“I’m just looking for something to do, so my life is not a total loss,” Zhang Zili (Fan Liao)
Weighed down by undeserved wins of the Golden Bear and Silver Bear (for actor Fan Liao), at the Berlin Film Festival 2014, one should negate those in an assessment of this slick Chinese neo-noir. Unencumbered by expectation, the meticulously shot detective thriller has a polish to catch the eye of genre aficionados.
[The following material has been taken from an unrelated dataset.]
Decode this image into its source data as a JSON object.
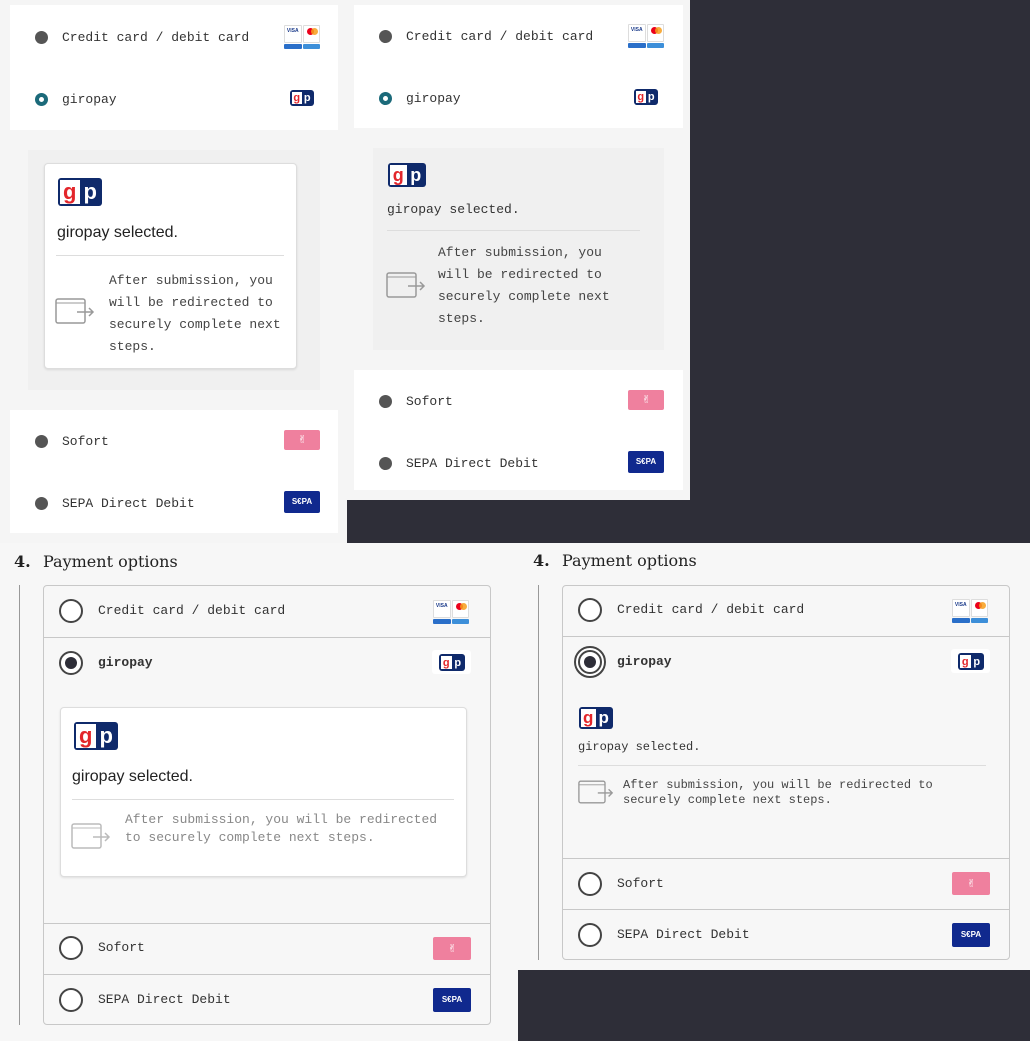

1999, Northern China, body parts are gruesomely scattered across the province. Fifteen coal factories have unearthed dismembered limbs. At the same time, one last intimate coupling ends a marriage. Detective Sergeant Zhang Zili’s wife has ceremoniously gutted him emotionally. Hardly taking the mind off relationship woes, Zhang now has a murderer to catch. Like a child, he moodily kicks an empty beer bottle down a flight of steps into gloomy darkness. Unknown yet to Zili, and the audience, his life is about to analogously follow it.
Trucks and trains distribute coal around the region, and suspects are somehow narrowed. A fluorescent lighting soaked hair salon, so gaudily 1950s as to make the Jack Rabbit Slims diner in PULP FICTION appear restrained in comparison, are where the alleged perpetrators are seized. Spectacularly botched, the perps, and two detectives, are killed after seemingly being neutralised, and Zhang is badly wounded. One take, a fixed camera, the shot is breath-stopping in its abrupt choreography, which shocks in its slow unfurling. Protagonists, antagonists and audience can’t quite believe what just happened. Bleakly funny, it is typical of momentary moments of coal black humour (Geddit? Sorry not sorry.)
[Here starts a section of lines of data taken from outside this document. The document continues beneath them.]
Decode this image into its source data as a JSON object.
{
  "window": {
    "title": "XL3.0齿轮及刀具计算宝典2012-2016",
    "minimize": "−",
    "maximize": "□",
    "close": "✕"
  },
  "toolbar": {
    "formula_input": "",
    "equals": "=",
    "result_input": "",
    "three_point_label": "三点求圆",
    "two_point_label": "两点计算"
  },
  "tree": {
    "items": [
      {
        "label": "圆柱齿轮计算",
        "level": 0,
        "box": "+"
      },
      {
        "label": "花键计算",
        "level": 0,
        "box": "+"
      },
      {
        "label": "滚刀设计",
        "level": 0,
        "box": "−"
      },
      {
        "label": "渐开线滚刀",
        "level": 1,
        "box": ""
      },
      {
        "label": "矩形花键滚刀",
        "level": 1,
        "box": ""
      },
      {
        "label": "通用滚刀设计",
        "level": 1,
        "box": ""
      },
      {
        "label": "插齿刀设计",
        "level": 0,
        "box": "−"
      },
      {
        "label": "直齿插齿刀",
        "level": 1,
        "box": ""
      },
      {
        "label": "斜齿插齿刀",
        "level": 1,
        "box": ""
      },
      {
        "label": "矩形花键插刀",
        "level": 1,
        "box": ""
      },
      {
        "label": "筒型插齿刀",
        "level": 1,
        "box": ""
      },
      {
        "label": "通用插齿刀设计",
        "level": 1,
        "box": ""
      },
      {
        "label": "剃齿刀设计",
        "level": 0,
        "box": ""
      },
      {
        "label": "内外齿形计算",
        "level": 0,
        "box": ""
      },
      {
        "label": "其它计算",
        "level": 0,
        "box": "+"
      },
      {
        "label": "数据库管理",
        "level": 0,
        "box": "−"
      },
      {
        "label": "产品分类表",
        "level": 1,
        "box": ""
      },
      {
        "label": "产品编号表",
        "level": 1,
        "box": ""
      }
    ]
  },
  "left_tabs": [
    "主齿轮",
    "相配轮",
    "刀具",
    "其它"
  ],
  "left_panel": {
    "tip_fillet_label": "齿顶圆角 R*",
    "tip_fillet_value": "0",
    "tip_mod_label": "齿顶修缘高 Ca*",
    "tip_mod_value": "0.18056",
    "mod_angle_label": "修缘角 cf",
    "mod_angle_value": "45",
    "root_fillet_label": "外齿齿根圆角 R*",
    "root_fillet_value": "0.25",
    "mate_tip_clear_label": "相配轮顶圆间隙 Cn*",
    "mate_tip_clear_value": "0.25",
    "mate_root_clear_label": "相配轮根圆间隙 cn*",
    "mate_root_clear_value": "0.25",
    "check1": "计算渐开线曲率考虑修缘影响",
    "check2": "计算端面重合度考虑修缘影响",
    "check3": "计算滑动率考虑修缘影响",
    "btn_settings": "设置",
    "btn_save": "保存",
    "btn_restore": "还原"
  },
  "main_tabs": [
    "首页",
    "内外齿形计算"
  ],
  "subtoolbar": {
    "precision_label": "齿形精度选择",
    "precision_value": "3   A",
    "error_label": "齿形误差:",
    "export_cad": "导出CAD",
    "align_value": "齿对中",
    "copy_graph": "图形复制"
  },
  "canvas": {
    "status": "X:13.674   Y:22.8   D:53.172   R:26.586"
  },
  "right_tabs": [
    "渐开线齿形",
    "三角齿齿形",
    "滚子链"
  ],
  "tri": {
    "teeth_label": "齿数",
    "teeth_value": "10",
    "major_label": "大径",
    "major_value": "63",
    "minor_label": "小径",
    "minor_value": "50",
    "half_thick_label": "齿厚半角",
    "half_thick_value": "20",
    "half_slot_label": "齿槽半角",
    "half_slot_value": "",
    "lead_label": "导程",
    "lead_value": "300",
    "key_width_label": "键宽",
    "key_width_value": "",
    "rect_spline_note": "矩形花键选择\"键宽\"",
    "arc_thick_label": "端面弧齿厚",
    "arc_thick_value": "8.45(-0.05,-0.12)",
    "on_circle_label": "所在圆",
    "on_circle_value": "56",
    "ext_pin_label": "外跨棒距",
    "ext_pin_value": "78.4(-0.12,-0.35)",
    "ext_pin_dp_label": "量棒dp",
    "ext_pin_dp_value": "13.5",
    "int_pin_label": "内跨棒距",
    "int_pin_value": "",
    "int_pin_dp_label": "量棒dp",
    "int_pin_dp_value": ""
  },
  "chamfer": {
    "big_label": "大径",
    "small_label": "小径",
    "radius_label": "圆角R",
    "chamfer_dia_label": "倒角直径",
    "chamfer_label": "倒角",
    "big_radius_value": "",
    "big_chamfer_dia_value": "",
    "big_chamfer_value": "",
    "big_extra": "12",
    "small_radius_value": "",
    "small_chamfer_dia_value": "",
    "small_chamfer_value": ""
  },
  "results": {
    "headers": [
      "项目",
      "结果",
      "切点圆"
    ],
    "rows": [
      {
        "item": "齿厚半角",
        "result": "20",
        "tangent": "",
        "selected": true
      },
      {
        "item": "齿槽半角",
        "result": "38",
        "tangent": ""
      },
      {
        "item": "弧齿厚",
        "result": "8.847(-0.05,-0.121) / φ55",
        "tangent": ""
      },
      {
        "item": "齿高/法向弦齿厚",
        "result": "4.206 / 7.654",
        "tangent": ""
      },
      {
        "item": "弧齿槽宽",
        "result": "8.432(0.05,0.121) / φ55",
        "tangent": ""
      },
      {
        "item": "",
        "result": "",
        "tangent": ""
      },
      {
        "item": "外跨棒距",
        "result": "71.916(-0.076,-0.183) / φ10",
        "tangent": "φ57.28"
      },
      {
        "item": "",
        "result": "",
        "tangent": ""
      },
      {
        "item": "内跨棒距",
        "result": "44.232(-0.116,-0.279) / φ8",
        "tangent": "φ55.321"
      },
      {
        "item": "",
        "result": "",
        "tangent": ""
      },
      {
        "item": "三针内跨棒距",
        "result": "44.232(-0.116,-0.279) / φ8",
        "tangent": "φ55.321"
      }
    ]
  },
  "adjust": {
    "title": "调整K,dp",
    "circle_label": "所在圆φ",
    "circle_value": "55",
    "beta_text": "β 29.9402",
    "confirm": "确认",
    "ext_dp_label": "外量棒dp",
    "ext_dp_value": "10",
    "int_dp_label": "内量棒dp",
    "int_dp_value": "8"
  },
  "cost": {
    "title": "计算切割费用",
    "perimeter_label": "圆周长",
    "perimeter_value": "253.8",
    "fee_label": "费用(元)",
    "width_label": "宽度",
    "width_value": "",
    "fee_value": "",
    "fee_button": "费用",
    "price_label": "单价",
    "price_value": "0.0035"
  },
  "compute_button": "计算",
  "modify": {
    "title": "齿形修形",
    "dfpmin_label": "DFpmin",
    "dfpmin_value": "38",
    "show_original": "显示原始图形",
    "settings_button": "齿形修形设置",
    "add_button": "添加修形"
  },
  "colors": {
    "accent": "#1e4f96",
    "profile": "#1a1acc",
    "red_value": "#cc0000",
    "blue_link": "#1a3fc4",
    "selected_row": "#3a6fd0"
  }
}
All of a sudden, snow. 2004, Zili is slumped drunkenly on a ramp as his motorcycle idles. Instead of coming to his aid, a passer-by steals said bike, leaving a relatively decrepit scooter in exchange. Zhang’s descent into a personal hell is a fascinating elision. Disgraced and no longer a cop, Zili is now to be found as a single, alcoholic, factory security guard. When murders, carried out in similar vein, begin again, Zhang seeks redemption in apprehending the culprit as a civilian. Wu Zhizhen (Gwei Lun Mei), a hauntingly beautiful and melancholic drycleaner, comes onto Zili’s radar. Femme fatale or innocent victim, (or boldly, both)?
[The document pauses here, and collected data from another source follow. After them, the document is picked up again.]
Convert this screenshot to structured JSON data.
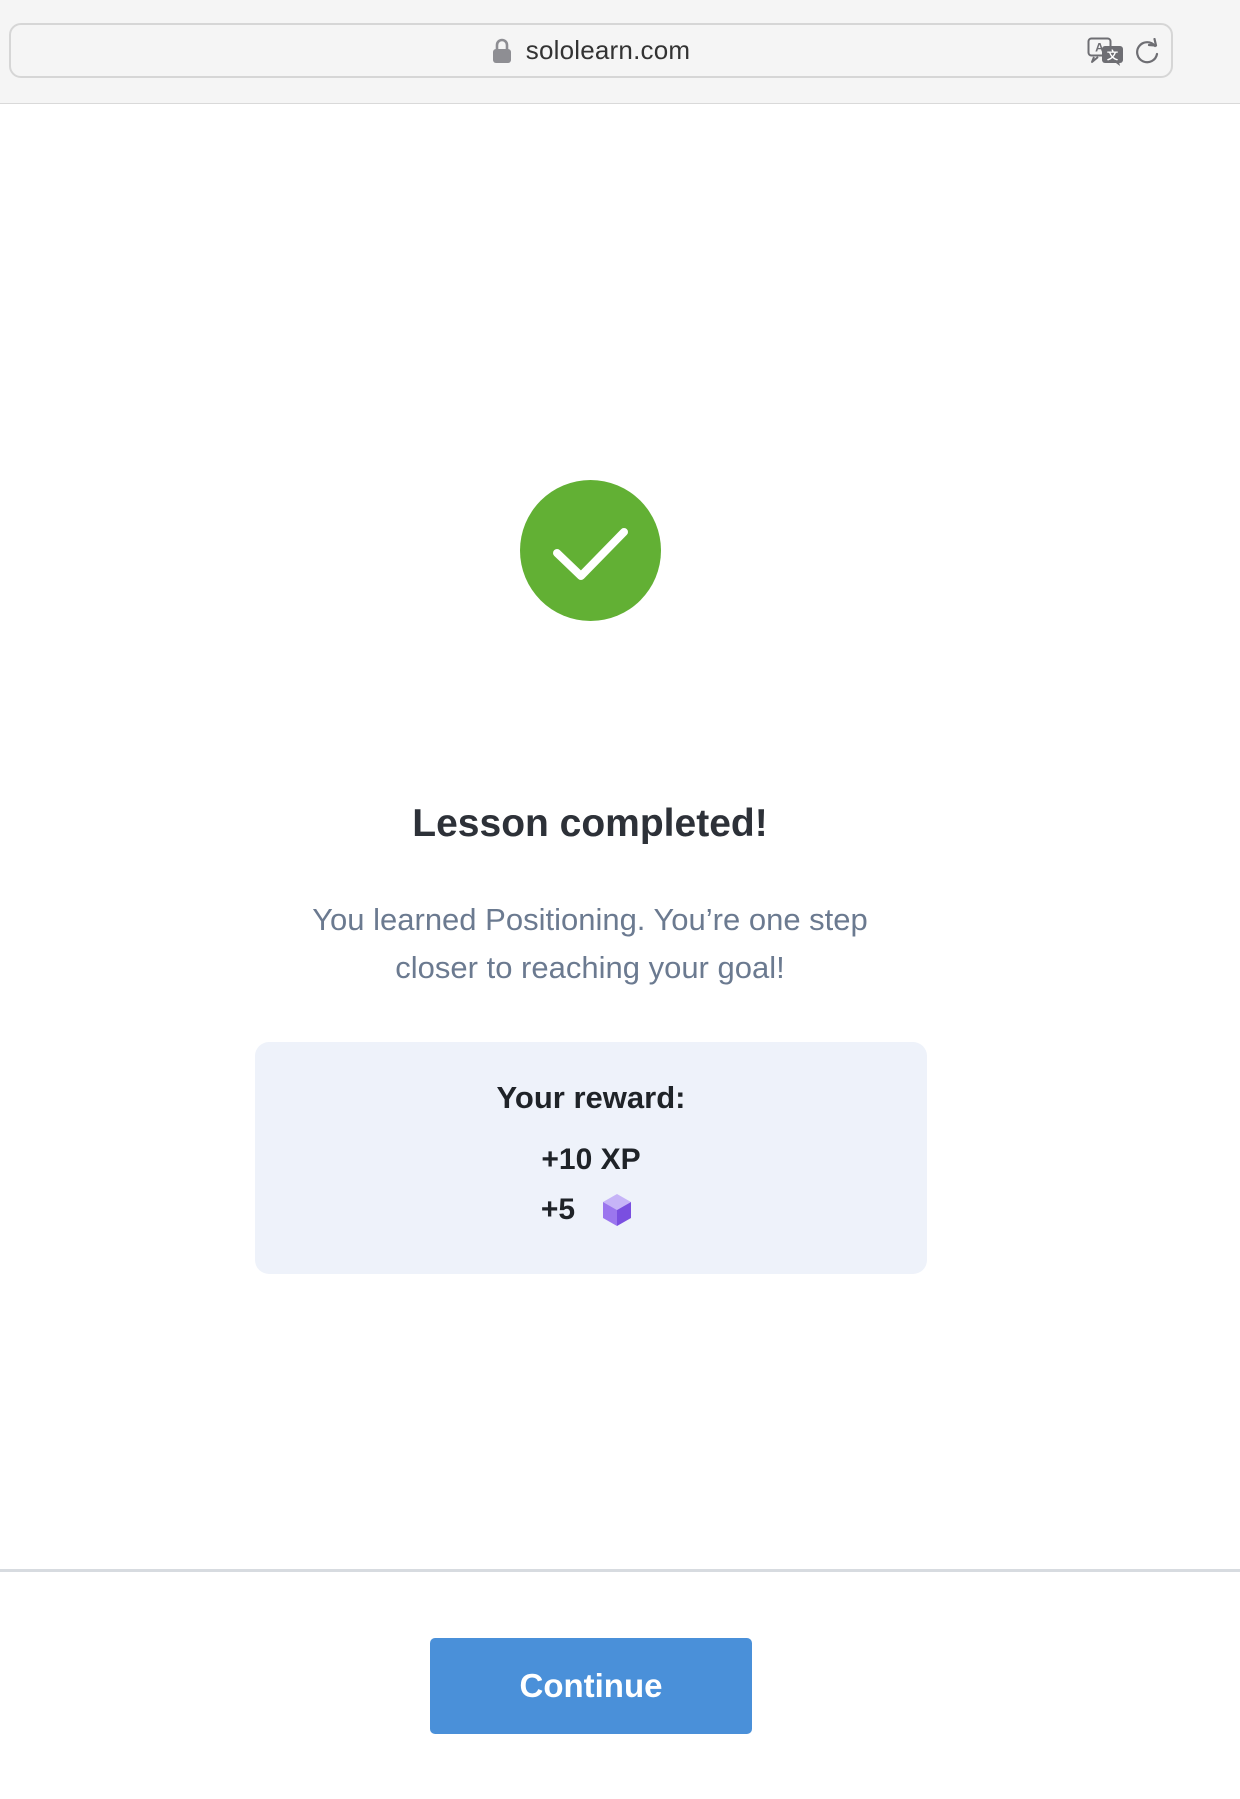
{
  "browser": {
    "url": "sololearn.com",
    "icons": {
      "lock": "lock-icon",
      "translate": "translate-icon",
      "reload": "reload-icon"
    }
  },
  "lesson": {
    "status_icon": "checkmark-circle-icon",
    "title": "Lesson completed!",
    "description": "You learned Positioning. You’re one step closer to reaching your goal!"
  },
  "reward": {
    "title": "Your reward:",
    "xp": "+10 XP",
    "gems": "+5",
    "gem_icon": "gem-cube-icon"
  },
  "footer": {
    "continue_label": "Continue"
  },
  "colors": {
    "success": "#62b034",
    "primary_button": "#4a90d9",
    "reward_card": "#eef2fa",
    "gem": "#8a63e6"
  }
}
For all of BLACK COAL, THIN ICE’s technical bravado (witness, for example, the sound design and atmospheric tension emanating from a scene involving an outdoor ice skating rink), the film hardly shifts into the necessary gear. Prerequisite of the genre greats, an oppressive charge is absent. Contrast Johnnie To’s DRUG WAR or Bong Joon-ho’s MEMORIES OF MURDER or David Fincher’s ZODIAC. Still, writer-director Diao Yinan is marked out as a talent to watch, especially with that crazily enigmatic ending.
BLACK COAL, THIN ICE almost asks a riveting question: How do you police vast and populace countries like China, Russia and India?